PoS Seminar 1.11. with Dingmar van Eck

At the next Perspectives on Science seminar on Monday 1.11., Dingmar van Eck (University of Amsterdam) will give a presentation titled “Mechanist Idealisation in Systems Biology”. The seminar takes place in Zoom from 14:15 to 15:45.

Perspectives on Science is a weekly research seminar which brings together experts from science studies and philosophy of science. It is organized by TINT – Centre for Philosophy of Social Science at the University of Helsinki. More information about the seminar here.

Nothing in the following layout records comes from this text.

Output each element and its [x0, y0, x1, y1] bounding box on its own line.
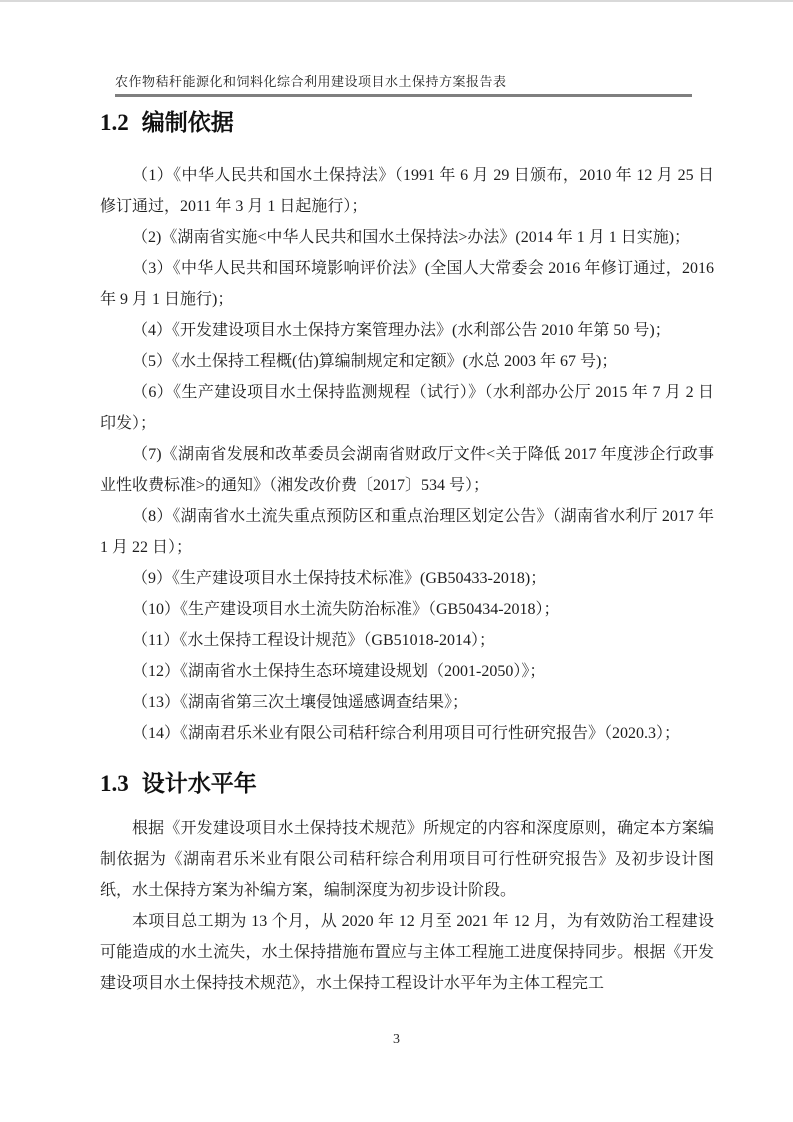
- reference-item: （5）《水土保持工程概(估)算编制规定和定额》(水总 2003 年 67 号)；: [100, 346, 714, 377]
- section-1-3-number: 1.3: [100, 767, 129, 801]
- reference-item: （11）《水土保持工程设计规范》（GB51018-2014）；: [100, 625, 714, 656]
- section-1-2-heading: 1.2编制依据: [100, 106, 714, 140]
- section-1-3-title: 设计水平年: [142, 771, 257, 796]
- reference-item: （6）《生产建设项目水土保持监测规程（试行）》（水利部办公厅 2015 年 7 …: [100, 377, 714, 439]
- page-content: 1.2编制依据 （1）《中华人民共和国水土保持法》（1991 年 6 月 29 …: [100, 106, 714, 999]
- section-1-2-title: 编制依据: [142, 110, 234, 135]
- reference-item: （10）《生产建设项目水土流失防治标准》（GB50434-2018）；: [100, 594, 714, 625]
- reference-item: （3）《中华人民共和国环境影响评价法》(全国人大常委会 2016 年修订通过，2…: [100, 253, 714, 315]
- document-page: 农作物秸秆能源化和饲料化综合利用建设项目水土保持方案报告表 1.2编制依据 （1…: [0, 0, 793, 1122]
- page-header: 农作物秸秆能源化和饲料化综合利用建设项目水土保持方案报告表: [115, 74, 692, 97]
- section-1-3-heading: 1.3设计水平年: [100, 767, 714, 801]
- header-title: 农作物秸秆能源化和饲料化综合利用建设项目水土保持方案报告表: [115, 74, 507, 89]
- reference-item: （4）《开发建设项目水土保持方案管理办法》(水利部公告 2010 年第 50 号…: [100, 315, 714, 346]
- reference-list: （1）《中华人民共和国水土保持法》（1991 年 6 月 29 日颁布，2010…: [100, 160, 714, 749]
- reference-item: （8）《湖南省水土流失重点预防区和重点治理区划定公告》（湖南省水利厅 2017 …: [100, 501, 714, 563]
- page-number: 3: [393, 1032, 400, 1047]
- design-year-paragraphs: 根据《开发建设项目水土保持技术规范》所规定的内容和深度原则，确定本方案编制依据为…: [100, 813, 714, 999]
- reference-item: （7)《湖南省发展和改革委员会湖南省财政厅文件<关于降低 2017 年度涉企行政…: [100, 439, 714, 501]
- section-1-2-number: 1.2: [100, 106, 129, 140]
- reference-item: （14）《湖南君乐米业有限公司秸秆综合利用项目可行性研究报告》（2020.3）；: [100, 718, 714, 749]
- reference-item: （12）《湖南省水土保持生态环境建设规划（2001-2050）》；: [100, 656, 714, 687]
- body-paragraph: 本项目总工期为 13 个月，从 2020 年 12 月至 2021 年 12 月…: [100, 906, 714, 999]
- reference-item: （9）《生产建设项目水土保持技术标准》(GB50433-2018)；: [100, 563, 714, 594]
- reference-item: （13）《湖南省第三次土壤侵蚀遥感调查结果》；: [100, 687, 714, 718]
- body-paragraph: 根据《开发建设项目水土保持技术规范》所规定的内容和深度原则，确定本方案编制依据为…: [100, 813, 714, 906]
- reference-item: （1）《中华人民共和国水土保持法》（1991 年 6 月 29 日颁布，2010…: [100, 160, 714, 222]
- reference-item: （2)《湖南省实施<中华人民共和国水土保持法>办法》(2014 年 1 月 1 …: [100, 222, 714, 253]
- page-footer: 3: [0, 1032, 793, 1048]
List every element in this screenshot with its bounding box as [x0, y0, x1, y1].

To join the seminar, please sign up here.

Abstract:

This paper adds to the philosophical literature on mechanistic explanation by elaborating two related explanatory functions of idealisation in mechanistic models. The first function involves explaining the presence of structural/organizational features of mechanisms by reference to their role as difference-makers for performance requirements. The second involves tracking counterfactual dependency relations between features of mechanisms and features of mechanistic explanandum phenomena. To make these functions salient, we relate our discussion to an exemplar from systems biological research on the mechanism for countering heat shock—the heat shock response (HSR) system—in Escherichia coli (E.coli) bacteria. This research also reinforces a more general lesson: ontic constraint accounts in the literature on mechanistic explanation provide insufficiently informative normative appraisals of mechanistic models. We close by outlining an alternative view on the explanatory norms governing mechanistic representation.

 

Author bio:

Dingmar van Eck is assistant professor in philosophy of science at the University of Amsterdam, the Netherlands, and postdoctoral researcher in philosophy of science at Ghent University, Belgium. His research focuses on scientific explanation, explanatory power, and scientific methods. His current research is focused on a variety of issues related to scientific explanation in various scientific disciplines, such as biology, engineering science, cognitive science, and neuroscience, as well as general issues concerning scientific explanation. Recent research foci have been, inter alia, roles of idealizations in explanatory models in systems biology, the explanatory value of dynamical models in cognitive science, the applicability of philosophical accounts of mechanism discovery to cognitive scientific practice, and explications of inference to the best explanation in failure analysis in engineering science. What unites these investigations is a pluralist approach to the study of scientific explanation that takes seriously (and makes precise) the idea that scientific explanation is not a unitary notion but, rather, that different kinds of scientific explanation are suited for different explanatory requests.